Fans enter through the gates and stop by the stale-smelling windows cut into the stadiums’ brick bellies to buy throwaway cups of hot cocoa. They wrap their hands around them and feel the heat throught the thin gloves matching the school colors on their jackets and scarves, the folding seats they carry under arm and the pennants from the souvenier stands. Then they walk through the dim hallways and up the crumbling stairs into the light and out into the bowls of seats.
Families sit under blankets together in the chill winds until the games are well into the afternoon and unexpectedly, they find themselves pulling at their clothing, a little too warm seated directly in the sun.
The players come from the huddle already slanted toward the ground and the larger ones hunch near the ball while the thinner more fleeted ones split out on the ends or stay in the backfield. They wait there listening to the quarterback’s count until the ball is snapped and, up front, the shoulders slam into one another, the bodies tangle and wrestle violently while the defenders push forward to chase after the ball and the offense struggles to advance it either by running it through the collisions and small individual wars at the line of scrimmage or tossing it to recievers maneuvering between defenders.
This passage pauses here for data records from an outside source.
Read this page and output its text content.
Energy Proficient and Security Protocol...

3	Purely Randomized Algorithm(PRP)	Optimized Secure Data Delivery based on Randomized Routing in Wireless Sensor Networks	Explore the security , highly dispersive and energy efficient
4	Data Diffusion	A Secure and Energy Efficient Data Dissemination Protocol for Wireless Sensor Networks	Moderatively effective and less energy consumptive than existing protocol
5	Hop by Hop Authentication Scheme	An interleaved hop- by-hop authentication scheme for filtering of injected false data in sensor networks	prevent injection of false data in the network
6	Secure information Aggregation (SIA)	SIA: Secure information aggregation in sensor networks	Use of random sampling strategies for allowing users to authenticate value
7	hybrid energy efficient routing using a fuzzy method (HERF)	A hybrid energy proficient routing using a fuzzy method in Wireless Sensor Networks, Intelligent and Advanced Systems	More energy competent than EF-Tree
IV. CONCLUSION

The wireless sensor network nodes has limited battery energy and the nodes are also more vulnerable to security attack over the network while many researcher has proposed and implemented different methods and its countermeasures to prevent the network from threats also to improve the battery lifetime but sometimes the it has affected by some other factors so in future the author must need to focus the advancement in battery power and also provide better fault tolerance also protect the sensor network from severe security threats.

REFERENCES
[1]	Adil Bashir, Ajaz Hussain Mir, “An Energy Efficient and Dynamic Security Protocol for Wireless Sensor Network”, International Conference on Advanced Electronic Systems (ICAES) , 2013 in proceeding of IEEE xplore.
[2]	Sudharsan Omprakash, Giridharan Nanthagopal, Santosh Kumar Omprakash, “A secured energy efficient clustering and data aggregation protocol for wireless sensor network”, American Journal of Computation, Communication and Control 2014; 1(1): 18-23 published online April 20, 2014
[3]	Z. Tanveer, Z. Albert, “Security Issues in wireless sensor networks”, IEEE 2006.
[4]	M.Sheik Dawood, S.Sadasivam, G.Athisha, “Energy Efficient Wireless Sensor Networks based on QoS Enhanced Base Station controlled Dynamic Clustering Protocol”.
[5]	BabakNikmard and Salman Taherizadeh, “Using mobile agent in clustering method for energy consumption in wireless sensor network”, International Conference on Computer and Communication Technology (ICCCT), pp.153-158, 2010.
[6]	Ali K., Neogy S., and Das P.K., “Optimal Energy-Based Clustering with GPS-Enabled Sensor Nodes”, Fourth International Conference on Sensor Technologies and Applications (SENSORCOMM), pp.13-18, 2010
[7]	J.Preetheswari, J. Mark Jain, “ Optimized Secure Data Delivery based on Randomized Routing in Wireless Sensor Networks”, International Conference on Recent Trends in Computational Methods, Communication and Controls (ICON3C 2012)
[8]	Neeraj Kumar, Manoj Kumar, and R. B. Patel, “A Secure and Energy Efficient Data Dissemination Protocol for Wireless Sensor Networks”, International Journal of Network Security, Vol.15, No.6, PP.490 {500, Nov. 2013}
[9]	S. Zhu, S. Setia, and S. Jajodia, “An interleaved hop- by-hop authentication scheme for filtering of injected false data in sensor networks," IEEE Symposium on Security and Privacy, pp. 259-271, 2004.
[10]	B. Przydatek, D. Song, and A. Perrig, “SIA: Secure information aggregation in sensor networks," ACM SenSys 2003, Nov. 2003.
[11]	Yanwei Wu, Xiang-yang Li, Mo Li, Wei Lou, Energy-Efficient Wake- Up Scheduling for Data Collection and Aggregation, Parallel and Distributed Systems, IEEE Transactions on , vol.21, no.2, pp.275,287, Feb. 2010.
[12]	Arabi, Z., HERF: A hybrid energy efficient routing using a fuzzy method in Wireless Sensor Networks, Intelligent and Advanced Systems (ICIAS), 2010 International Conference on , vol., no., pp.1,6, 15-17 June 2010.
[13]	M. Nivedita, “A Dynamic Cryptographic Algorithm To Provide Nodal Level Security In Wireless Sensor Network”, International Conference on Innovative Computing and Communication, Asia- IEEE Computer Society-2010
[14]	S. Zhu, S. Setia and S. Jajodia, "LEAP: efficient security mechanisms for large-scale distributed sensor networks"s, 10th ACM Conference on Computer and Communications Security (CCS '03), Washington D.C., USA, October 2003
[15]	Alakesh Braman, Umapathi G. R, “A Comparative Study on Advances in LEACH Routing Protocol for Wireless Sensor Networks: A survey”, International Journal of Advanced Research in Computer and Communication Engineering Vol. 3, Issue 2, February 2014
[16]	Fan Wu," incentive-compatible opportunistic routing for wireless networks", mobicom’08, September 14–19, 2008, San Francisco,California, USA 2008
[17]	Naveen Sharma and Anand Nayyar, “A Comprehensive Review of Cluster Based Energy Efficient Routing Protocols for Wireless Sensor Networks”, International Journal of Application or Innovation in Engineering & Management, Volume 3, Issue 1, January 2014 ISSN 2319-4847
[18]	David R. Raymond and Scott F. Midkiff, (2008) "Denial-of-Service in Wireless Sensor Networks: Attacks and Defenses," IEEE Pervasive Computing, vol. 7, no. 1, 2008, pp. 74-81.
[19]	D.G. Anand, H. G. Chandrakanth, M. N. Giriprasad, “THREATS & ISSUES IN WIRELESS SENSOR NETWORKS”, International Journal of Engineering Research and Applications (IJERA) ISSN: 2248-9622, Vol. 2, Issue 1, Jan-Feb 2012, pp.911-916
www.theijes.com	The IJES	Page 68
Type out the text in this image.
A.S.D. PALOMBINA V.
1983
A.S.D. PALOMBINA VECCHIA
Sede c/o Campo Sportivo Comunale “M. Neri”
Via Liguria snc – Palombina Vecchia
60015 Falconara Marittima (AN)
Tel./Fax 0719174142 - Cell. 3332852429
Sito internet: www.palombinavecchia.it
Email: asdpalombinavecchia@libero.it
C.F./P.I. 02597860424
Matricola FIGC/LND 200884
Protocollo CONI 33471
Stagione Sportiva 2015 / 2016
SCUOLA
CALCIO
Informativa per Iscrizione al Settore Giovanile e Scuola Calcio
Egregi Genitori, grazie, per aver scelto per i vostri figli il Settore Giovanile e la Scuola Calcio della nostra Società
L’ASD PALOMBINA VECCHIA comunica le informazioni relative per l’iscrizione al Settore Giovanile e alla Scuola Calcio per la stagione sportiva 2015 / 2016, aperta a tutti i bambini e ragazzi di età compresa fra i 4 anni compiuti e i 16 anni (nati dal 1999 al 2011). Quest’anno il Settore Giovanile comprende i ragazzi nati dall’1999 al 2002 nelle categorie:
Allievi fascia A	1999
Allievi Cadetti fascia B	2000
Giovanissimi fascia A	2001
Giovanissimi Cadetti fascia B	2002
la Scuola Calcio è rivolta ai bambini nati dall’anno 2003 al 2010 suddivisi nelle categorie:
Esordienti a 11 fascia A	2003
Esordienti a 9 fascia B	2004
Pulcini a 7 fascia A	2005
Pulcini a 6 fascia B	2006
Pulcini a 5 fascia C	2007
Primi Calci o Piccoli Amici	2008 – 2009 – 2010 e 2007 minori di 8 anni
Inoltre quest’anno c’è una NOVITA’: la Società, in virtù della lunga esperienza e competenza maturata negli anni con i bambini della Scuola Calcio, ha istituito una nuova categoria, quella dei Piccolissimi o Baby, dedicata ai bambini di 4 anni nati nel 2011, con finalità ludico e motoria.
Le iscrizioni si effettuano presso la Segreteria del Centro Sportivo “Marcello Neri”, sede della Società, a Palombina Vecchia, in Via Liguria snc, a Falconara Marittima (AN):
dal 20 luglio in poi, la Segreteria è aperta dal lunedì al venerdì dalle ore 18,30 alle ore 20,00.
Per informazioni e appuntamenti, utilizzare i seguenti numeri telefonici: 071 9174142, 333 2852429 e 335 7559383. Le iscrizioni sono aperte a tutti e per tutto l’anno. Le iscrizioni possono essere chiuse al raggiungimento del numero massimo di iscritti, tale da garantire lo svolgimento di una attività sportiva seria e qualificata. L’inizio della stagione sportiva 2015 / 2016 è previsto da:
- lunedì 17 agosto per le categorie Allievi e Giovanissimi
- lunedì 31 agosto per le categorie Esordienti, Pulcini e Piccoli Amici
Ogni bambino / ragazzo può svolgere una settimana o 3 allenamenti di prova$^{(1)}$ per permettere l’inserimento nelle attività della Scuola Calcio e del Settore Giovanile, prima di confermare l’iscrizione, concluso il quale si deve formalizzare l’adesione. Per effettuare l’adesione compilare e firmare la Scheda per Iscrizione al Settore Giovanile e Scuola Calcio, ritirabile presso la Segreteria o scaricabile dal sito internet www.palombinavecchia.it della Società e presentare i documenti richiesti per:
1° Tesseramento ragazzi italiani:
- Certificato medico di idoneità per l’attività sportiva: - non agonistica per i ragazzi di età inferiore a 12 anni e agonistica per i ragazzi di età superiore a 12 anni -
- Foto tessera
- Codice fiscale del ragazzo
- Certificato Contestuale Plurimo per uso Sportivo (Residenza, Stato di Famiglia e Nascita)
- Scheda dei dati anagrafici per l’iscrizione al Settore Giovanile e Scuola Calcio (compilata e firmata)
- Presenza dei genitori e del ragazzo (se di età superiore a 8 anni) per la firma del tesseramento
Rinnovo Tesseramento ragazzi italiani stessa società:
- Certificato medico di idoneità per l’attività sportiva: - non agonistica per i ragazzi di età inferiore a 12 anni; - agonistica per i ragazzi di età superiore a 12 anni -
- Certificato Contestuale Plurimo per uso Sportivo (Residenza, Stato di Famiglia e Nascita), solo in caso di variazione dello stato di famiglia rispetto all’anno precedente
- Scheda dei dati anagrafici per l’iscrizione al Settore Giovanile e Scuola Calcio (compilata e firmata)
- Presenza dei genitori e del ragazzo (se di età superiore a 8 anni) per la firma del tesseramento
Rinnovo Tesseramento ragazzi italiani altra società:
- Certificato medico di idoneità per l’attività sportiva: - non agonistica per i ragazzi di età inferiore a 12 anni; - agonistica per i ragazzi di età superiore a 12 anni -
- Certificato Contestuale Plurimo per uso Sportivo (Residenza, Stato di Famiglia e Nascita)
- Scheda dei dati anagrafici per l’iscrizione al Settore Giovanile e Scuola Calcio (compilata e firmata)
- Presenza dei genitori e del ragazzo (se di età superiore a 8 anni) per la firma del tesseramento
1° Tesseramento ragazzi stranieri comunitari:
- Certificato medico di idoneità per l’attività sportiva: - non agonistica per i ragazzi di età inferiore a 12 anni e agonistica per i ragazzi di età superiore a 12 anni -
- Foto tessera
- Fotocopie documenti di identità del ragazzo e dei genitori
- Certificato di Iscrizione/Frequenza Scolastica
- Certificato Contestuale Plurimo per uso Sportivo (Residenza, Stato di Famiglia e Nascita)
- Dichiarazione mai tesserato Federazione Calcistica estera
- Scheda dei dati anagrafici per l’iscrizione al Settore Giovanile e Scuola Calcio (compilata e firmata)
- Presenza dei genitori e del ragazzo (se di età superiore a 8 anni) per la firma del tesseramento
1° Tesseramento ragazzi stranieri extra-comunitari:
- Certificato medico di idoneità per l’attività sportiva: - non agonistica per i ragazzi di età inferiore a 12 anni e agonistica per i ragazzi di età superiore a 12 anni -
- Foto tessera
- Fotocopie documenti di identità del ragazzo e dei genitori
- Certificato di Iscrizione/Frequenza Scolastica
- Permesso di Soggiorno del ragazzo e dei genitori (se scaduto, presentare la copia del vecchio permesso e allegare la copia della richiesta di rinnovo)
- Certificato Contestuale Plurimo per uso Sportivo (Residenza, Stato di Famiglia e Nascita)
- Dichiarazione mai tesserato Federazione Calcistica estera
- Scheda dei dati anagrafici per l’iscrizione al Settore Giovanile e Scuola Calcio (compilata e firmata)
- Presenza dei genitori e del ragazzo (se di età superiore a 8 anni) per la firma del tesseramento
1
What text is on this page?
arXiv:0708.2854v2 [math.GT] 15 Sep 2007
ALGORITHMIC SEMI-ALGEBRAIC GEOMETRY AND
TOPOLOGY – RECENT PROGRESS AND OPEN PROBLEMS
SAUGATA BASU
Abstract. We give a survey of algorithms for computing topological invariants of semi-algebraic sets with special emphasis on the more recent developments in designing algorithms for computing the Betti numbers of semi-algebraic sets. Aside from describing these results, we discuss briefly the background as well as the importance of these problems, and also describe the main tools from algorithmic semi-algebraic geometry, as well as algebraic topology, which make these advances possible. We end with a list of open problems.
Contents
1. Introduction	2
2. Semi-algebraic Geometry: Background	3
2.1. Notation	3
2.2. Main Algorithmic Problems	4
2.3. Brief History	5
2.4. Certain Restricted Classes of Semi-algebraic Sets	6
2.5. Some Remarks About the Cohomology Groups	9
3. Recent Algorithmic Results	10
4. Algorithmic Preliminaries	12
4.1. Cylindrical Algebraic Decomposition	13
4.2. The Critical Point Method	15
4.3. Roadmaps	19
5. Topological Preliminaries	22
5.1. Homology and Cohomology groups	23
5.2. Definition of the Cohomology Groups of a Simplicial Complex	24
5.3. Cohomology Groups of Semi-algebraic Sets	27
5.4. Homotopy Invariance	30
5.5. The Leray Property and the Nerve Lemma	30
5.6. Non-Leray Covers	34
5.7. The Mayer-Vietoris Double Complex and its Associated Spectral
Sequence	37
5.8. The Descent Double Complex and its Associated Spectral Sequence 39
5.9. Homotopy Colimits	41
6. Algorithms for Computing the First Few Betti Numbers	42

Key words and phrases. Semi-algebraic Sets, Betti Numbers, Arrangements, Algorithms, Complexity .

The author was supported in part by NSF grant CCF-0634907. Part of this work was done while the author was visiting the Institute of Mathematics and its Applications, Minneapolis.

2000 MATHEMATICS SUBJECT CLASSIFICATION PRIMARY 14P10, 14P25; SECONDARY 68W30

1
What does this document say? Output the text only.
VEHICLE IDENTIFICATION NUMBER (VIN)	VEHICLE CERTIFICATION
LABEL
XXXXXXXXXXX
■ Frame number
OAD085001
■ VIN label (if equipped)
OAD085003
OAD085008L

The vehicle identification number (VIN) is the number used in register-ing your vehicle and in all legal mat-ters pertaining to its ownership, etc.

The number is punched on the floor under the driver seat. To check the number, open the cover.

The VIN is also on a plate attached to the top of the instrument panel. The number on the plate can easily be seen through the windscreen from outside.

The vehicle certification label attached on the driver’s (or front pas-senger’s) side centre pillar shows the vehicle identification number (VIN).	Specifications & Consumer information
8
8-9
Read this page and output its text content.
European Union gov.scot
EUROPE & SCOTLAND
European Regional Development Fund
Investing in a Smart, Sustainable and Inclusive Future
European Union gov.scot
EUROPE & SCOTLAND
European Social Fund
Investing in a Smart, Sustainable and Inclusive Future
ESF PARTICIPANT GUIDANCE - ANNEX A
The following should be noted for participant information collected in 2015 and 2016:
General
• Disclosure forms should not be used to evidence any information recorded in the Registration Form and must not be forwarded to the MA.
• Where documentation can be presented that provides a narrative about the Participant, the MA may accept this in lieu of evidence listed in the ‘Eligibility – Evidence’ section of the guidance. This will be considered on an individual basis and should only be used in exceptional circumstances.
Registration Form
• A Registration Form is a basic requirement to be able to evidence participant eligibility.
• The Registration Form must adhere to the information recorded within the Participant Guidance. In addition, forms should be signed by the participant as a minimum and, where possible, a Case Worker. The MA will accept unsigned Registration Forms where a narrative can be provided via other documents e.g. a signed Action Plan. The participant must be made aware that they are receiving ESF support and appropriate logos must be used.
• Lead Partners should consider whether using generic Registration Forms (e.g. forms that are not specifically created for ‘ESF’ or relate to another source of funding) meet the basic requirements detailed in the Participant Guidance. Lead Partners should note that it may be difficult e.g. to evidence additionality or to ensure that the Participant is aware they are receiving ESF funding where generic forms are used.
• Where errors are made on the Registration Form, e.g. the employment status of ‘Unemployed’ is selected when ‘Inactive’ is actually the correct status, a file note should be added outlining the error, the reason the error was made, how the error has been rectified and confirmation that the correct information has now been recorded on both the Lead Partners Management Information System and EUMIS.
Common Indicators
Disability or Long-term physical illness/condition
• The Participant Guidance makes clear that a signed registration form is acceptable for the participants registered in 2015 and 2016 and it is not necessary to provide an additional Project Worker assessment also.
This sport is about ground control and executing a strategy – catching the other team in a formation that leaves itself vulverable to a play call or blitzing the linebackers to find the quarterback in the backfield before he can let the ball loose. And, the players are warriors, every bit modern gladiators enshrouded in armor and brave, lives at risk and death a possibility – bodies flying around the filed at high speed, shoulders thrown into midsections, bodies landing on the turf at odd angles, fingers jammed in face masks and stepped on with cleats.
Around all this the crowd sits and cheers on, rising to their feet when a player reaches daylight carrying the ball or holding their breath when the quarterback airs out a pass in a perfect spiral down the field. The fathers sit and hope this fate awaits their son – that hero status might be cast on the boy sitting next to him not yet even a third the size he would need to be to play in the rugged sport, but the hope continues anyway. The mothers fear that fate awaiting their boys and yet realize the wild calling in them – the nature to destroy and be rough. That natural feeling they can do nothing about except feed their boys well.
Bodies go spinning out of bounds. The ball comes loose and bodies fall and jump atop one another. The referees frail against the dog-piled bodies try to pull the players off one another and spot the ball for the next play the next chaotic explosion. The fans keep cheering, not so much fans but instigators encouraging the on-field violence.
Real wars have their own cheerleaders in the military generals and other leaders that rally troop brigades and send them off to war while they stay behind and plan the next attack from the results. Here, the battle is waged staright on. The two sides are lined up against each other and there are boundaries to ensure the confrontation is played out before the day is over.
When the last snap is taken, the players are covered in fresh grass stains and blood. They walk off the field with their heads down never acknowledging the band that played on all the big plays or at the half. The players just file out soundlessly as their bodies already begin to heal for the tradition that carries on the next weekend and the autumns to come.